This week the topic is Memories of Christmas. I’ve lived through a lot of Christmases, and there are endless memories that I could share with you. But one particular memory has been on my mind lately, so I’m going to describe it to you and then try to explain why it meant so much to me.
Here is a picture that happens to include my dad’s family. I don’t have a print of this particular photo – it’s owned by the Grand Rapids Public Museum. My father is the little boy holding his mother’s hand, and his older brother Jim is standing next to him. This picture was taken during the Great Depression, when they – like millions of other Americans – needed help to survive. They had no family to help them, because Grandma and Grandpa immigrated from Japan. This was long before the days of Skype and FaceTime, and international calls were costly. I imagine their Christmases were rather quiet and perhaps a little lonely.
When World War II broke out, both Dad and his brother enlisted. They both served in Korea as well. In this picture, Uncle Jim is standing, and my dad is seated. After the Korean War, both brothers married Japanese women. While Uncle Jim and his wife lived in Okinawa, my dad and mom set up their home in Grand Rapids, and Grandma lived with us for most of my growing up years.
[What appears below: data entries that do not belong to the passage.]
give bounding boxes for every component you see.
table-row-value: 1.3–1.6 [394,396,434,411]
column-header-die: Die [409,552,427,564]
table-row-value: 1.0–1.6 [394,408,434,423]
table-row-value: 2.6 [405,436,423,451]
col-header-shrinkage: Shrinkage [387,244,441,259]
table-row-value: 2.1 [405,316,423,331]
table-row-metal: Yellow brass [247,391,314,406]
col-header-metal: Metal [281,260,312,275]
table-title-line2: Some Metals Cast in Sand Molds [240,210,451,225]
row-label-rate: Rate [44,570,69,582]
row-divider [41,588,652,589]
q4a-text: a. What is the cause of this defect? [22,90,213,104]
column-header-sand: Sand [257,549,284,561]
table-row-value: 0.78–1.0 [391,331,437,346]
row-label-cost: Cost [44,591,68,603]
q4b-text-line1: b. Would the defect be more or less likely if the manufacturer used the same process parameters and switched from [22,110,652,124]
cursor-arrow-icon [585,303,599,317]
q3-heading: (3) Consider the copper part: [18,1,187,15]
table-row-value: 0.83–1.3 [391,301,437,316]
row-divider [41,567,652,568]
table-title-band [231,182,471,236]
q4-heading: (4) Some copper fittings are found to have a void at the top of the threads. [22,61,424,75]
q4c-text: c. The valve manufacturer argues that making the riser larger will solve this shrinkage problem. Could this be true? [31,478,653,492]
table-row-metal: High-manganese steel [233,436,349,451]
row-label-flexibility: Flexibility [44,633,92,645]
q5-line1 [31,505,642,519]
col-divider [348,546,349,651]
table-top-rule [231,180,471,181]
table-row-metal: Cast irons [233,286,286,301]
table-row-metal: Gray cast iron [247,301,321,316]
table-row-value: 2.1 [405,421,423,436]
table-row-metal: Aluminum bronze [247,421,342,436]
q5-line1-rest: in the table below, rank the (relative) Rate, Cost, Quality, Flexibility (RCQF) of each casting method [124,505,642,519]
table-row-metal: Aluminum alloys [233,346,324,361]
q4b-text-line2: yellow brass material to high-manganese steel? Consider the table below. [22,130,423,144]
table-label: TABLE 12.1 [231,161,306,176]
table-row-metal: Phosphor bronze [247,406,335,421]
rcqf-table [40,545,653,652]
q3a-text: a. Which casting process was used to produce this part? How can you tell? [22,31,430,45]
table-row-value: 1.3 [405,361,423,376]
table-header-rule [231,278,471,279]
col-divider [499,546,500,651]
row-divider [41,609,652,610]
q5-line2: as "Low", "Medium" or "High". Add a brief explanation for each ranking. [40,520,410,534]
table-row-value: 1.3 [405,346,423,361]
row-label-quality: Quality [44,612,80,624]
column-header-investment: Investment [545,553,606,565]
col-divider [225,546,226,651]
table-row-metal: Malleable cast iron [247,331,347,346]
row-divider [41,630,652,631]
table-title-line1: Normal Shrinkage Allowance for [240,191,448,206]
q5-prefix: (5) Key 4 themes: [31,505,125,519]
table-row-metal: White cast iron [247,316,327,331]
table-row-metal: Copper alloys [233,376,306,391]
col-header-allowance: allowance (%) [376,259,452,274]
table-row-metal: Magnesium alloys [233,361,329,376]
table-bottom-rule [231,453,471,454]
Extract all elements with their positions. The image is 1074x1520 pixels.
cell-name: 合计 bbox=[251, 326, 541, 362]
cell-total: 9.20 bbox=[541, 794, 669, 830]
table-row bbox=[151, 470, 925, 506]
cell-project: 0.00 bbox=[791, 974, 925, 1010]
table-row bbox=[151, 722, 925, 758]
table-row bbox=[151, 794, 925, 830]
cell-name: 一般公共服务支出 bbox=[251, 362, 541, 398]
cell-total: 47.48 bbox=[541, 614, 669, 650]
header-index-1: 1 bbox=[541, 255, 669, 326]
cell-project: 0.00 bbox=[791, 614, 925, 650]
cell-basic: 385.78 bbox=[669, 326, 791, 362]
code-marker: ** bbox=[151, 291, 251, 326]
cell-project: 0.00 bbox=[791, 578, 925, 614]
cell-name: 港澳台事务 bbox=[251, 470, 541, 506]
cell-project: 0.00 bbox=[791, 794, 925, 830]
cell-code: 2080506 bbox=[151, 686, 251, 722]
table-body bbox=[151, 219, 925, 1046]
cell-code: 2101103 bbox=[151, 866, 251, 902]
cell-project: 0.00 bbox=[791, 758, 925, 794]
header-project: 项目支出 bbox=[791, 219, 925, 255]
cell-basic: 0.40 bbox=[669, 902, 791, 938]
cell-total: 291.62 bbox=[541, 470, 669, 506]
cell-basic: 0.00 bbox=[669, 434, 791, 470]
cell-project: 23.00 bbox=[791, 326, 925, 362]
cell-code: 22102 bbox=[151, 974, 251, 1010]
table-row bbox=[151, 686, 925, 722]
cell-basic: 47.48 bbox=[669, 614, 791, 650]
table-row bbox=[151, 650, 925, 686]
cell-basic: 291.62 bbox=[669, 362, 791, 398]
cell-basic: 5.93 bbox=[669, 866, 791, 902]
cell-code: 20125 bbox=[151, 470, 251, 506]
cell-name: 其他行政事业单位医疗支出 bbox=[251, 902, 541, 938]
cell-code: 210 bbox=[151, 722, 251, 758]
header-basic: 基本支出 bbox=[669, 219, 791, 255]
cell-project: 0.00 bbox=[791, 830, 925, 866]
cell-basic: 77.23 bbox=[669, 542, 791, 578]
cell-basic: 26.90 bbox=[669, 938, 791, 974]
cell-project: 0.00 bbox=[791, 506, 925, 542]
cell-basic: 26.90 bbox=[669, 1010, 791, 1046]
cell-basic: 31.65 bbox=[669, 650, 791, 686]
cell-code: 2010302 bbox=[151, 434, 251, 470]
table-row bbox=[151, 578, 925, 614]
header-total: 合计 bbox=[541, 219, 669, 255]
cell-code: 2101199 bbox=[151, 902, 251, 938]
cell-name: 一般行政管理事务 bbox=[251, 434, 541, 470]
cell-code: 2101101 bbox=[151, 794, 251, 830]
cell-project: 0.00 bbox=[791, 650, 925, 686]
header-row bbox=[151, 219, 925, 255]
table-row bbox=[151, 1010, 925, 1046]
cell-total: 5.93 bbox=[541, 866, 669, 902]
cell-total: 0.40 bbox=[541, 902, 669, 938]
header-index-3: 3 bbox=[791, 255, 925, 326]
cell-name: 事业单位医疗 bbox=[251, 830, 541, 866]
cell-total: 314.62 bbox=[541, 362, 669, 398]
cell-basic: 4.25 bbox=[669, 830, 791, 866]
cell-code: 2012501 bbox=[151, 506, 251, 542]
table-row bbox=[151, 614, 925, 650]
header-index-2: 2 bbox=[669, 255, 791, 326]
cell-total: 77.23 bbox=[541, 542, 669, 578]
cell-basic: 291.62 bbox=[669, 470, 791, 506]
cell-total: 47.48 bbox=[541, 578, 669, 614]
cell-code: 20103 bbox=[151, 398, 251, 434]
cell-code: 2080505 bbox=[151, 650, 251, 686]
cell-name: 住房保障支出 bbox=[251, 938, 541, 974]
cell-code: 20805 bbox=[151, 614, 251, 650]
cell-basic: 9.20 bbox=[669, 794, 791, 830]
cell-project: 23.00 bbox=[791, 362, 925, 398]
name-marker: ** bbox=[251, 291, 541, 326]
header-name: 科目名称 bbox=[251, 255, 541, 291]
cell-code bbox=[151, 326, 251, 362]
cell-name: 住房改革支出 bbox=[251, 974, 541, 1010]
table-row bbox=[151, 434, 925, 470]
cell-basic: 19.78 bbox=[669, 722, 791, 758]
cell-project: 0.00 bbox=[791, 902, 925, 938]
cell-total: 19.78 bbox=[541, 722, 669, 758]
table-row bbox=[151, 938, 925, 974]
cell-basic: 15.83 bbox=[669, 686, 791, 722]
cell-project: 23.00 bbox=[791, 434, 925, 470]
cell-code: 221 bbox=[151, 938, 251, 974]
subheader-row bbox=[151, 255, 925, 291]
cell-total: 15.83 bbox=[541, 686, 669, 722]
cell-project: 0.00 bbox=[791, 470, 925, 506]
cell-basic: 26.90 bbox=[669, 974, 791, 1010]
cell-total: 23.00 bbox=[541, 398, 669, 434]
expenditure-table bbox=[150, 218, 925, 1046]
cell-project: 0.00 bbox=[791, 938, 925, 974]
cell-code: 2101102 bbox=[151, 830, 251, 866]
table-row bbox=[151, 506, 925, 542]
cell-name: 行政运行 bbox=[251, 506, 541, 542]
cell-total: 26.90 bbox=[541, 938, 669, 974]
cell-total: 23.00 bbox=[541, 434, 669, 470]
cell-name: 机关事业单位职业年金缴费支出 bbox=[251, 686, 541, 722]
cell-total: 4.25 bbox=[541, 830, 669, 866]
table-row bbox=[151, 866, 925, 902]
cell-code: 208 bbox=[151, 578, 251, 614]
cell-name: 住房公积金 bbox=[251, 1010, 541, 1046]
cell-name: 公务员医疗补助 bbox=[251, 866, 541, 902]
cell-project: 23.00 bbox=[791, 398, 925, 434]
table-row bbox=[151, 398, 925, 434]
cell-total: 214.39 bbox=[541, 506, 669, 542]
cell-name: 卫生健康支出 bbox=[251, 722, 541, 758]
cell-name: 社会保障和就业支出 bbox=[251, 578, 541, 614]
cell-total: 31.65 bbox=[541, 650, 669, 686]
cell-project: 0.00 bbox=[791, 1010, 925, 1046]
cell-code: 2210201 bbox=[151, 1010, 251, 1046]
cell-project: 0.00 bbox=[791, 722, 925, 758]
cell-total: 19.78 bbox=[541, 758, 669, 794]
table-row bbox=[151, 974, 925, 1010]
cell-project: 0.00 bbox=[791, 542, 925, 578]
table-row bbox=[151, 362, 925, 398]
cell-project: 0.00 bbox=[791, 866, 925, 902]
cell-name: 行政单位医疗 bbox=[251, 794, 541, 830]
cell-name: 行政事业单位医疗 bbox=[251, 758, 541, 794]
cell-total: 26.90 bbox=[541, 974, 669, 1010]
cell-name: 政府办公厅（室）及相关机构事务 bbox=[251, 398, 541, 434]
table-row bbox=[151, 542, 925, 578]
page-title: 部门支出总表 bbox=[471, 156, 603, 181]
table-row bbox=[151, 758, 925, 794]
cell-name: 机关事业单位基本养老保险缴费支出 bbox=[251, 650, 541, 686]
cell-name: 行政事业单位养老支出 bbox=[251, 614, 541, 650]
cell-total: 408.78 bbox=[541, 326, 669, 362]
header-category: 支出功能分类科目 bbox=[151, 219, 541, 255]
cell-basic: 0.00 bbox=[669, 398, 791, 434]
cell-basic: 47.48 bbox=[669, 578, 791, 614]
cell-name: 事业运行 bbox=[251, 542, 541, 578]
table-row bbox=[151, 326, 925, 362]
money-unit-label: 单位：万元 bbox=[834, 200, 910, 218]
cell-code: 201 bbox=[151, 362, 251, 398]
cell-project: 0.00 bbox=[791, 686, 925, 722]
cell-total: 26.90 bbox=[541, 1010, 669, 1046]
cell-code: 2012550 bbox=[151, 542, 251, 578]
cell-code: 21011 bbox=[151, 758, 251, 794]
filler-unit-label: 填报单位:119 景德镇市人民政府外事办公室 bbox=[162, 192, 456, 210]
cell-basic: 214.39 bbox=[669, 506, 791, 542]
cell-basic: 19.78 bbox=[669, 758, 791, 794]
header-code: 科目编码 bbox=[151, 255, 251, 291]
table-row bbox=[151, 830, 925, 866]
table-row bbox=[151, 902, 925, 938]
Uncle Jim would visit once in a while, and one summer he brought Aunt Kay and their daughters, Diana and Cynthia. These were our only English-speaking cousins, and my brothers and I were delighted to meet them. You see, we also had quiet family holidays. While our friends went to visit grandparents, aunts, uncles, and cousins, we kept to ourselves, other than a very short overseas phone call at New Year’s.
Fortunately, Uncle Jim was awesome at keeping in touch. Long letters arrived at our house on a regular basis, filled with photos and descriptions of the places they lived. Once he even sent us a little reel-to-reel tape player and we sent tapes back and forth. We knew we had cousins, and thanks to Uncle Jim’s regular correspondence we knew what they looked like. Best of all, we found out there were other people out there who looked like us – at the time there were very few Asians living in West Michigan. We were different, and I remember wishing I could be more like my friends who had blonde hair, blue eyes and dozens of cousins to play with.
I remember that every Christmas a huge package would arrive. Inside were several small, individually wrapped gifts. In retrospect, I realize these items were things we could have found at our local department store, but we were delighted because they were sent especially for us from a place far, far away. The gifts may not have been expensive, but to us they were priceless, because they reminded us that we had extended family – just like everyone else.
The knowledge that we had family who cared about us was the best Christmas gift he could have sent, and for that I’ll always be grateful. Rest in peace, Uncle Jim. You taught us the importance of reaching out to family, no matter how far away they are.